Updated

One of Indonesia's top terrorism suspects went on trial Monday on charges of helping set up a terrorist training camp for a group that plotted attacks on foreigners and assassinations of the country's moderate Muslim leaders.

The trial of Abu Tholut began days after a hard-line cleric was sentenced to 15 years in prison for supporting the same jihadist camp.

Tholut, 50, is accused of procuring M16 assault rifles and other weapons for the camp, which was raided early last year in westernmost Aceh province, prosecutor Bambang Suharyadi told the West Jakarta District Court. Prosecutors are seeking the death penalty.

Arrested in December, Tholut is one of more than 120 alleged members of the "Tanzim Al Qaeda in Aceh" group to have been captured or killed since the camp was uncovered. More than 50 of those men have been sentenced to prison.

Radical Indonesian cleric Abu Bakar Bashir, co-founder of the al-Qaida-linked Islamist movement Jemaah Islamiyah, was last week sentenced to 15 years for supporting the camp.

Indonesia, the world's most populous Muslim nation, was thrust onto the front lines of the battle against terrorism in 2002, when Jemaah Islamiyah militants bombed two crowded nightclubs on the resort island of Bali, killing 202 people, many of them foreign tourists. There have been several attacks since then, but all have been far less deadly.

Police have said the Aceh group was plotting Mumbai-style gun attacks on foreigners at luxury hotels in the capital of Jakarta and assassinations, including of President Susilo Bambang Yudhoyono, to punish the government for supporting the U.S.-led anti-terrorism fight.
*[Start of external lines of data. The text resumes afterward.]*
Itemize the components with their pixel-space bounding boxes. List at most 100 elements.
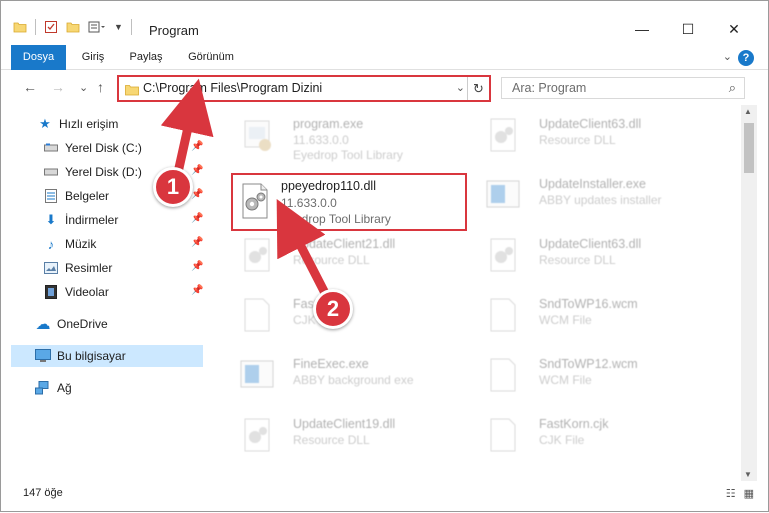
sidebar-item-label: Yerel Disk (D:)	[65, 165, 142, 179]
music-icon: ♪	[47, 236, 55, 252]
tab-home[interactable]: Giriş	[73, 45, 113, 70]
new-folder-icon[interactable]	[66, 20, 80, 34]
file-item[interactable]: program.exe 11.633.0.0 Eyedrop Tool Libr…	[231, 109, 461, 162]
gear-file-icon	[244, 418, 270, 452]
sidebar-item-label: Resimler	[65, 261, 113, 275]
scrollbar-thumb[interactable]	[744, 123, 754, 173]
file-name: UpdateClient63.dll	[539, 117, 642, 131]
sidebar-item-videos[interactable]: Videolar 📌	[1, 281, 205, 303]
sidebar-item-network[interactable]: Ağ	[1, 377, 205, 399]
gear-file-icon	[490, 118, 516, 152]
details-view-icon[interactable]: ☷	[726, 487, 736, 500]
file-description: Eyedrop Tool Library	[293, 148, 403, 162]
title-bar: ▼ Program — ☐ ✕	[1, 1, 768, 43]
search-input[interactable]: Ara: Program ⌕	[501, 77, 745, 99]
file-description: Resource DLL	[293, 433, 370, 447]
file-item-selected[interactable]: ppeyedrop110.dll 11.633.0.0 Eyedrop Tool…	[231, 173, 467, 231]
sidebar-item-music[interactable]: ♪ Müzik 📌	[1, 233, 205, 255]
address-bar[interactable]: C:\Program Files\Program Dizini ⌄ ↻	[117, 75, 491, 102]
item-count: 147 öğe	[23, 487, 63, 499]
chevron-down-icon[interactable]: ⌄	[456, 81, 465, 94]
sidebar-item-pictures[interactable]: Resimler 📌	[1, 257, 205, 279]
file-description: ABBY background exe	[293, 373, 414, 387]
address-path[interactable]: C:\Program Files\Program Dizini	[143, 81, 322, 95]
separator	[35, 19, 36, 35]
scroll-up-icon[interactable]: ▲	[744, 107, 752, 116]
star-icon: ★	[39, 116, 51, 131]
file-item[interactable]: UpdateClient63.dll Resource DLL	[477, 109, 707, 161]
ribbon-expand-icon[interactable]: ⌄	[723, 50, 732, 63]
file-description: Resource DLL	[293, 253, 370, 267]
file-description: Resource DLL	[539, 253, 616, 267]
pin-icon[interactable]: 📌	[191, 213, 203, 224]
blank-file-icon	[490, 298, 516, 332]
scroll-down-icon[interactable]: ▼	[744, 470, 752, 479]
sidebar-item-quick-access[interactable]: ★ Hızlı erişim	[1, 113, 205, 135]
pin-icon[interactable]: 📌	[191, 165, 203, 176]
file-description: CJK File	[539, 433, 585, 447]
file-name: UpdateClient21.dll	[293, 237, 396, 251]
file-name: UpdateClient19.dll	[293, 417, 396, 431]
file-description: Eyedrop Tool Library	[281, 212, 391, 226]
gear-file-icon	[244, 238, 270, 272]
documents-icon	[43, 188, 59, 204]
customize-icon[interactable]	[88, 20, 106, 34]
videos-icon	[43, 284, 59, 300]
sidebar-item-onedrive[interactable]: ☁ OneDrive	[1, 313, 205, 335]
app-icon	[486, 180, 520, 208]
network-icon	[35, 380, 51, 396]
file-item[interactable]: FastKorn.cjk CJK File	[477, 409, 707, 461]
step-badge-1: 1	[153, 167, 193, 207]
file-name: program.exe	[293, 117, 364, 131]
sidebar-item-label: Videolar	[65, 285, 109, 299]
pin-icon[interactable]: 📌	[191, 237, 203, 248]
help-icon[interactable]: ?	[738, 50, 754, 66]
pin-icon[interactable]: 📌	[191, 189, 203, 200]
forward-button[interactable]: →	[51, 79, 65, 95]
minimize-button[interactable]: —	[619, 15, 665, 43]
tab-share[interactable]: Paylaş	[121, 45, 171, 70]
download-icon: ⬇	[45, 212, 57, 227]
blank-file-icon	[490, 358, 516, 392]
up-button[interactable]: ↑	[97, 79, 104, 95]
maximize-button[interactable]: ☐	[665, 15, 711, 43]
file-item[interactable]: UpdateClient21.dll Resource DLL	[231, 229, 461, 281]
folder-icon	[125, 85, 139, 96]
sidebar-item-label: Müzik	[65, 237, 97, 251]
quick-access-toolbar: ▼	[13, 19, 132, 35]
back-button[interactable]: ←	[23, 79, 37, 95]
file-item[interactable]: SndToWP12.wcm WCM File	[477, 349, 707, 401]
close-button[interactable]: ✕	[711, 15, 757, 43]
file-list: program.exe 11.633.0.0 Eyedrop Tool Libr…	[215, 105, 741, 481]
file-item[interactable]: UpdateClient19.dll Resource DLL	[231, 409, 461, 461]
tab-view[interactable]: Görünüm	[179, 45, 243, 70]
pin-icon[interactable]: 📌	[191, 141, 203, 152]
view-switcher: ☷ ▦	[726, 487, 754, 500]
folder-icon	[13, 22, 27, 33]
status-bar: 147 öğe ☷ ▦	[1, 481, 768, 511]
pictures-icon	[43, 260, 59, 276]
sidebar-item-this-pc[interactable]: Bu bilgisayar	[11, 345, 203, 367]
sidebar-item-drive-c[interactable]: Yerel Disk (C:) 📌	[1, 137, 205, 159]
minimize-icon: —	[635, 21, 649, 37]
refresh-icon[interactable]: ↻	[467, 77, 489, 100]
pin-icon[interactable]: 📌	[191, 261, 203, 272]
file-version: 11.633.0.0	[281, 196, 337, 210]
file-item[interactable]: FineExec.exe ABBY background exe	[231, 349, 461, 401]
tab-file[interactable]: Dosya	[11, 45, 66, 70]
sidebar-item-downloads[interactable]: ⬇ İndirmeler 📌	[1, 209, 205, 231]
navigation-bar: ← → ⌄ ↑ C:\Program Files\Program Dizini …	[1, 71, 768, 105]
search-icon[interactable]: ⌕	[729, 80, 736, 96]
maximize-icon: ☐	[681, 20, 695, 37]
file-name: UpdateInstaller.exe	[539, 177, 647, 191]
pin-icon[interactable]: 📌	[191, 285, 203, 296]
tiles-view-icon[interactable]: ▦	[744, 487, 754, 500]
recent-locations-button[interactable]: ⌄	[79, 81, 88, 94]
file-item[interactable]: SndToWP16.wcm WCM File	[477, 289, 707, 341]
vertical-scrollbar[interactable]: ▲ ▼	[741, 105, 757, 481]
file-item[interactable]: UpdateClient63.dll Resource DLL	[477, 229, 707, 281]
file-item[interactable]: UpdateInstaller.exe ABBY updates install…	[477, 169, 707, 221]
chevron-down-icon[interactable]: ▼	[114, 22, 123, 32]
computer-icon	[35, 348, 51, 364]
properties-icon[interactable]	[44, 20, 58, 34]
Tholut, also known as Mustofa, became one of Indonesia's most wanted fugitives after master bomb-makers Noordin M. Top and Dulmatin were gunned down early last year in police raids.

He was convicted for involvement in a 2001 bomb blast at a shopping plaza in central Jakarta that wounded six, and he served five years of an eight-year sentence after getting remission for good behavior. Like dozens of other convicted Indonesian extremists, he returned to his terror network after he was released.

Nasir Abas — a former militant who has helped police track down and arrest several members of his network — said Tholut had been a combatant in Afghanistan and an "excellent instructor" who helped train Islamist militants in the southern Philippine region of Mindanao.